I have been hurt. Betrayed. Screwed over more times than I care to revisit. I have been fired and I have been forced to let go of something or someone I never imagined leaving behind. But I was also reminded each time, during every situation, that I was not beaten because life has been known to hit harder than anything or anyone in human history. As Rocky Balboa once said, "It ain't about how hard you hit, it's about how hard you can get hit and keep moving forward- that's how winning is done."
Shit happens in life and most of the time, you can't control what happens, but to consider yourself beaten is the beginning of the end. I've been there, more times than I care to admit but each time I told myself, "I will get through this, one way or another." I always did, and you will too. There is a way around everything when you stop and think, whether it's being single for the first time in years, to losing your job, or being up to your neck in bills. There are always two real options in such situations:
1) You get up, dust yourself off, adjust the tape on your hands and get back in the ring. You keep getting hit but you hit back harder and harder until finally, you show life you're not just a winner but a champion.
2) Pull the covers over your head and give up.
Now I don't know about you but the second option, isn't much of an option, you know? It just isn't. Frankly, to get out of where you are right now, to stand up a little taller and to feel like that light at the end of the tunnel is within a few inches than a few hundred feet is better than sitting in a dark room, curled in a ball, crying and going on "Oh, woe to me!".

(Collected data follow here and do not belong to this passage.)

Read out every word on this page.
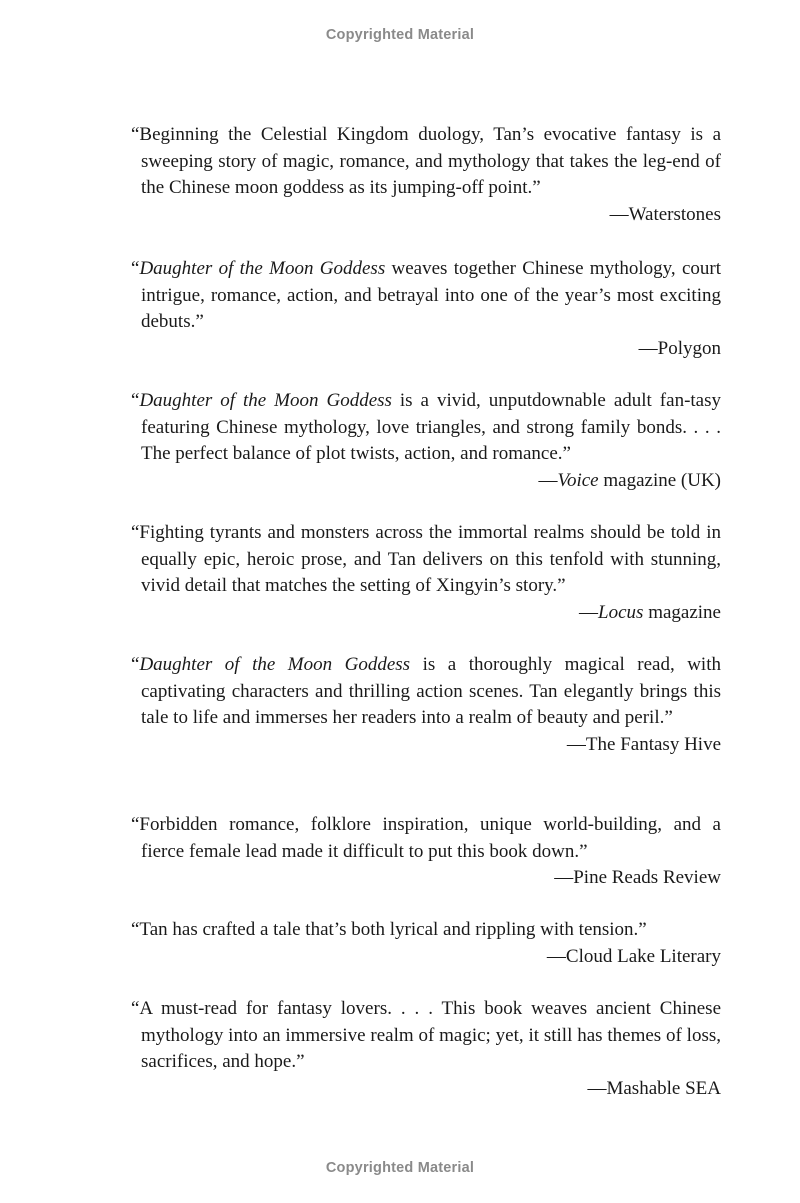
Copyrighted Material

“Beginning the Celestial Kingdom duology, Tan’s evocative fantasy is a sweeping story of magic, romance, and mythology that takes the leg-end of the Chinese moon goddess as its jumping-off point.”

—Waterstones

“Daughter of the Moon Goddess weaves together Chinese mythology, court intrigue, romance, action, and betrayal into one of the year’s most exciting debuts.”

—Polygon

“Daughter of the Moon Goddess is a vivid, unputdownable adult fan-tasy featuring Chinese mythology, love triangles, and strong family bonds. . . . The perfect balance of plot twists, action, and romance.”

—Voice magazine (UK)

“Fighting tyrants and monsters across the immortal realms should be told in equally epic, heroic prose, and Tan delivers on this tenfold with stunning, vivid detail that matches the setting of Xingyin’s story.”

—Locus magazine

“Daughter of the Moon Goddess is a thoroughly magical read, with captivating characters and thrilling action scenes. Tan elegantly brings this tale to life and immerses her readers into a realm of beauty and peril.”

—The Fantasy Hive

“Forbidden romance, folklore inspiration, unique world-building, and a fierce female lead made it difficult to put this book down.”

—Pine Reads Review

“Tan has crafted a tale that’s both lyrical and rippling with tension.”

—Cloud Lake Literary

“A must-read for fantasy lovers. . . . This book weaves ancient Chinese mythology into an immersive realm of magic; yet, it still has themes of loss, sacrifices, and hope.”

—Mashable SEA

Copyrighted Material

I recently had something happen to me that shook my foundation though not as much as most tough situations in life, however, one of the first thoughts in my head, after it was all said and done, was that I will be fine, I am stronger than this, and once again, I can weather the storm. It sucks, to be in the position that I'm in right now, but to be stuck somewhere I really didn't want to be in the first place is, in hindsight, a shittier option. Now, I have the freedom to set myself up in a better life, to do things differently and to see what life will throw at me, good, bad, or indifferent.
Staying positive and not believing you're beaten is the foundation for a happier more fulfilling life, and honestly, I'd do it again if it means I was that much closer to my happiness.